Son baharda bu bitkiler ve budanan dalları (Kivi-Üzüm) mutlaka toplanmalı ve yakılmalıdır.Ayni şekilde sebzeler,çiçekler,otlarda toplanıp yakılarak imha edilmelidir.İlaçlama ile de uygulama yapılabilir.Bu durum fiziki bir yöntemdir ve her kes bahçesini kontrol altına alıp bunu yapmalıdır.
Organik Pestisitleri evlerimizde yapabiliriz.
1- 0.5-1 kg tütün kıyılarak 2-5 litre suya konulur. 2-3gün bekletilince su koyu siyah bulanık hal alır,bir tülbentle süzülür.Bu siyah suyun 2 bardağı 20 litre su alan pulverizatöre konulur ve konukçu olan her yere püskürtülerek ilaçlanır.
Siyah su nikotinli olduğu için 2-3 gün o sebzeler ve meyveler yenmemelidir.Çünkü nikotinde bir zehirdir.Hem böceklere , uygulamada konukçu zararlıya zarar verecektir.

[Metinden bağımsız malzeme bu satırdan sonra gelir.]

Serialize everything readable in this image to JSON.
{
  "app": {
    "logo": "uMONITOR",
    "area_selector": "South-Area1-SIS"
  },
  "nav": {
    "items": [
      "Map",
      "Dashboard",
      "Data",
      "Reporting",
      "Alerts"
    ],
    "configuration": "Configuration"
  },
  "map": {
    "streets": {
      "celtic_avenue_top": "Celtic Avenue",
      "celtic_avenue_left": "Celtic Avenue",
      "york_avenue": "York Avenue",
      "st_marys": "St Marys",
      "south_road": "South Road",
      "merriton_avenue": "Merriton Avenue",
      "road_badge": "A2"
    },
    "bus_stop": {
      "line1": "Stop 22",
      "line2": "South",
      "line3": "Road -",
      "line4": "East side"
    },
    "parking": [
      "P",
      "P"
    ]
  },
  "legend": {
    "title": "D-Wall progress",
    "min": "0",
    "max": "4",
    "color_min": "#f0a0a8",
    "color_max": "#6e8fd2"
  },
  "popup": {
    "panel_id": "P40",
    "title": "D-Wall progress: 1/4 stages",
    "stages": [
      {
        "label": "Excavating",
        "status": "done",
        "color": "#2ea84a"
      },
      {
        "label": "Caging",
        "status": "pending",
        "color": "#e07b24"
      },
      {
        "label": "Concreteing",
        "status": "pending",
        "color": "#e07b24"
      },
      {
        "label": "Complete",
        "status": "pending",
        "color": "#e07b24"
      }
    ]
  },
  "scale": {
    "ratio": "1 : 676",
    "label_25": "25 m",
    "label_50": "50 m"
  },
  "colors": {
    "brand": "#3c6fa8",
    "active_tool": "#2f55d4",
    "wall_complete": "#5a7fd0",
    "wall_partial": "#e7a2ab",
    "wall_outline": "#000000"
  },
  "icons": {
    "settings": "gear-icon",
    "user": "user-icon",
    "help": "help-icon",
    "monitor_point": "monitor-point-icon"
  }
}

2- 10 kg.taze ısırgan otu temin edilir. 200 litrelik bir havuza veya kaba 150 kg su konulur.Otlar havuza doldurulur.parçalanıp doldurulursa daha iyidir.üç gün ağzı açık havada bekletilir. Elde edilen su tülbentte süzülür.pulverizatöre konup püskürtülür.
İlave olarak,sebze bahçelerindeki ve çiçeklerdeki kırmızı örümcek,yaprak bitleri,tripsler,koşnil, ve bazı virusler için 250 gram şeker, 100 cc.crop-set organik virus eklenir ,karıştırılır ve püskürtülür.

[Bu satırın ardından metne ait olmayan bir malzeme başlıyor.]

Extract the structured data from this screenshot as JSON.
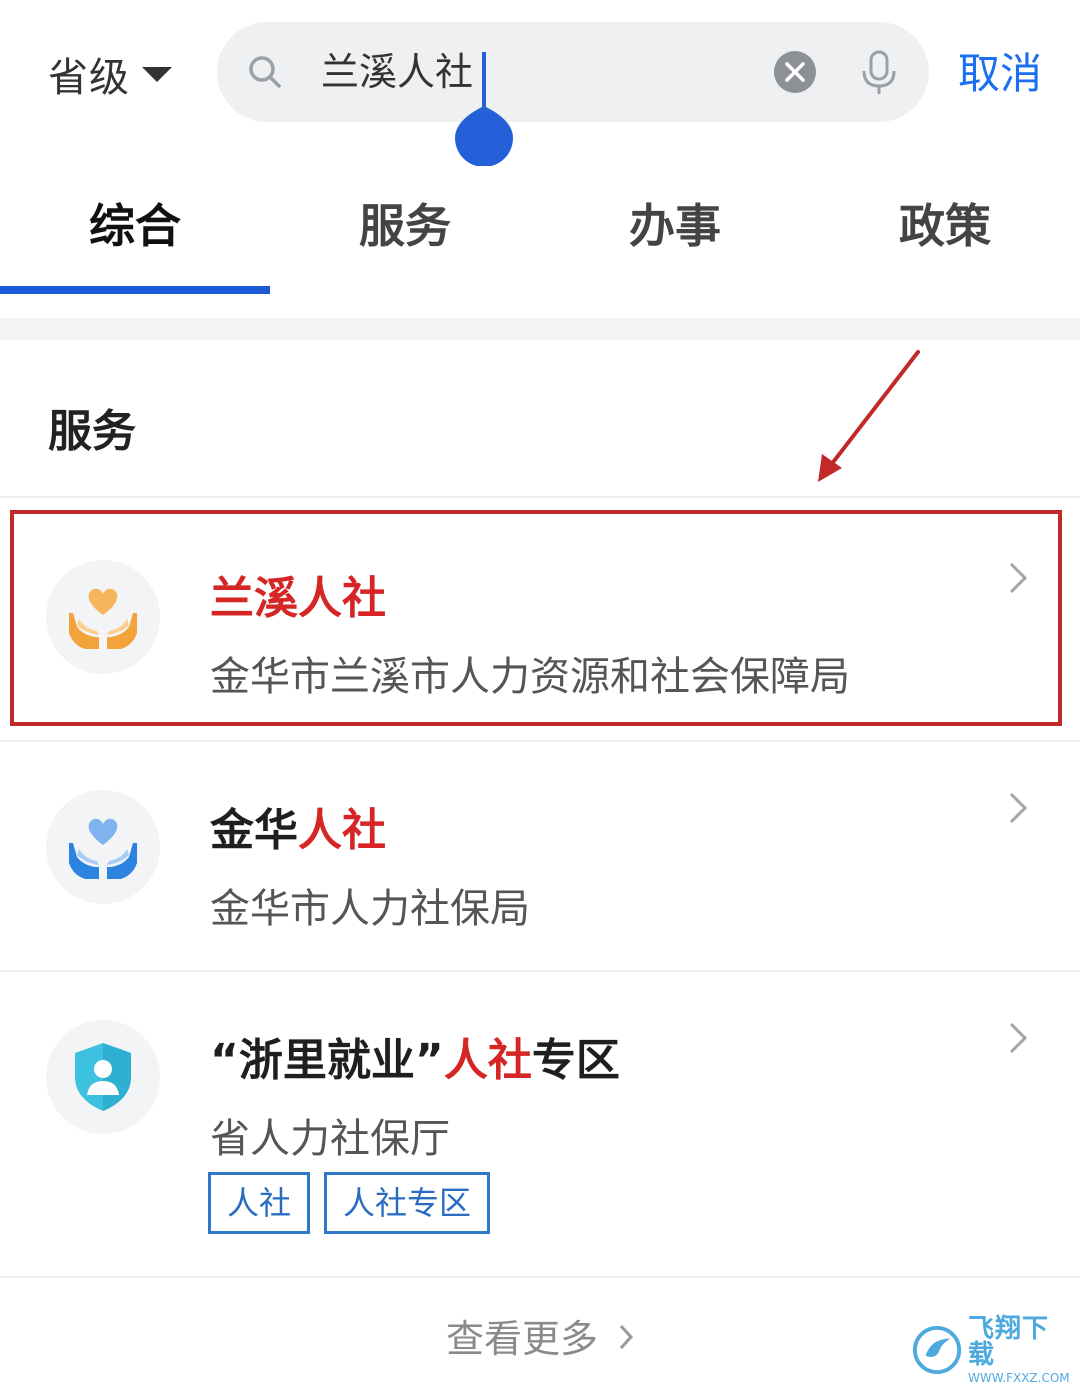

Isırgan otunun içine %50 taze ceviz yaprağı katılır ise daha kuvvetli bir organik insektisit elde edilmiş olur.
100 litre ısırgan otu ekstresine eritilmiş 1 kg göz taşı ,1 kg kireç kaymağı (bordo bulamacı) eklenir ise bağlarda zarar veren mildiyö ve zararlı böcekleri öldürür.
Şuanda bu üç alternatiften üçünü veya ikisini kullanmaktan başka yapacak bir şey yok.
Burada olağan dışı bir olayla karşılaşmaktayız.3-4 sene önce alınmayan önlemlerin bedeli ödenmektedir. Bugün tüm üreticilerin ,Çaykur ve illerdeki tarım müdürlüklerindeki Ziraat mühendislerinin çabaları ile bir kaç yıl uğraşla atlatılacaktır.İşe başlama zamanıda son bahardır.